La notion de « temps utile » est à apprécier au cas par cas, ainsi un tribunal administratif a jugé qu’un démarrage du téléchargement des pièces de la réponse 2h30 avant l’expiration du délai était tardif au regard du contexte (TA Clermont-Ferrand, 24 mars 2022, n°2200606, Sté IVECO France).

« En débutant le téléchargement de son offre seulement 2h30 avant l’expiration de l’heure limite fixée par le syndicat mixte, la société IVECO France ne peut être regardée comme ayant accompli en temps utile les diligences normales attendues d’un candidat pour le téléchargement de son offre, ayant été dûment informée de la nécessité technique de transmettre le dossier la veille« .

Une solution similaire avait été adopté par le tribunal administratif de Caen (TA Melun, 25 février 2019, n° 1900979 [2 minutes et 33 secondes de retard], TA Caen, 28 juillet 2016, n° 1601353 [2 minutes et 26 secondes de retard]).

Pour les diligences il est conseillé aux entreprises :

  • de veiller à s’identifier et s’authentifier ;
  • de s’assurer des prérequis techniques et les modules d’extension nécessaires pour utiliser le profil d’acheteur (caractéristiques des son équipement informatique, accès à Internet, logiciel JAVA lorsque nécessaire, …) ;
  • d’accéder à l’espace permettant de tester que la configuration du poste de travail utilisé est en adéquation avec les prérequis techniques du profil d’acheteur. Cet espace de test est disponible sur les plateformes de dépôt ;
  • d’accéder à l’espace permettant de simuler le dépôt de documents. Ce type de contrôle est important à effectuer avec un dépôt de pli similaire à celui qui sera réellement effectué (nombre de documents, poids des fichiers, taille maximale des fichiers transmis, formats utilisables, …) ;
  • d’effectuer les dépôts successifs lorsque nécessaire ;
  • de signer les offres électroniquement avec un certificat de signature valide et conforme au règlement européen EIDAS ;
  • de contacter l’assistance technique de la plateforme mais aussi consulter le support utilisateur permettant d’apporter des réponses aux problématiques techniques ;
  • de contacter l’acheteur si nécessaire.

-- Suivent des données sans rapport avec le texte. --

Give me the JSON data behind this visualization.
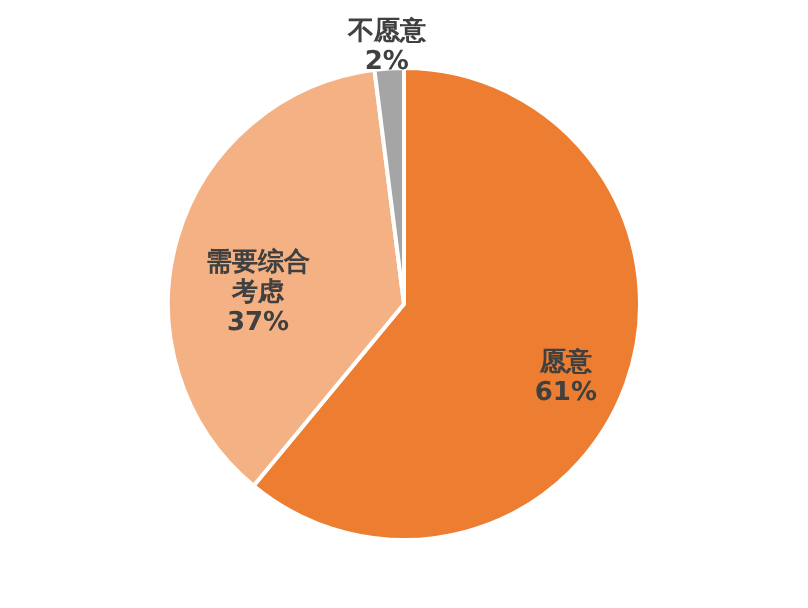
{
  "chart_data": {
    "type": "pie",
    "categories": [
      "愿意",
      "需要综合考虑",
      "不愿意"
    ],
    "values": [
      61,
      37,
      2
    ],
    "colors": [
      "#ed7d31",
      "#f4b183",
      "#a5a5a5"
    ],
    "value_labels": [
      "61%",
      "37%",
      "2%"
    ]
  }
}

CE, 23 septembre 2021, RATP, n°449250 (Procédure négociée de passation d’un accord-cadre multi attributaire à marchés subséquents relatif à la  » fourniture d’autobus électriques standards (12 m) « , sans montant minimum et avec un montant maximum de 825 000 000 euros. La RATP avait rejeté l’offre de la société Alstom-Aptis en raison de sa réception tardive).

FORMATION Réponse dématérialisée aux AO et DUME

Le dysfonctionnement de la plateforme peut justifier que l’acheteur corrige une erreur de tiroir numérique

Dans une décision intéressante concernant le dépôt d’un pli dans le mauvais « tiroir numérique » le Conseil d’Etat semble admettre que l’acheteur, pourrait dans ce cas « rectifier de lui-même l’erreur de dépôt ainsi commise« .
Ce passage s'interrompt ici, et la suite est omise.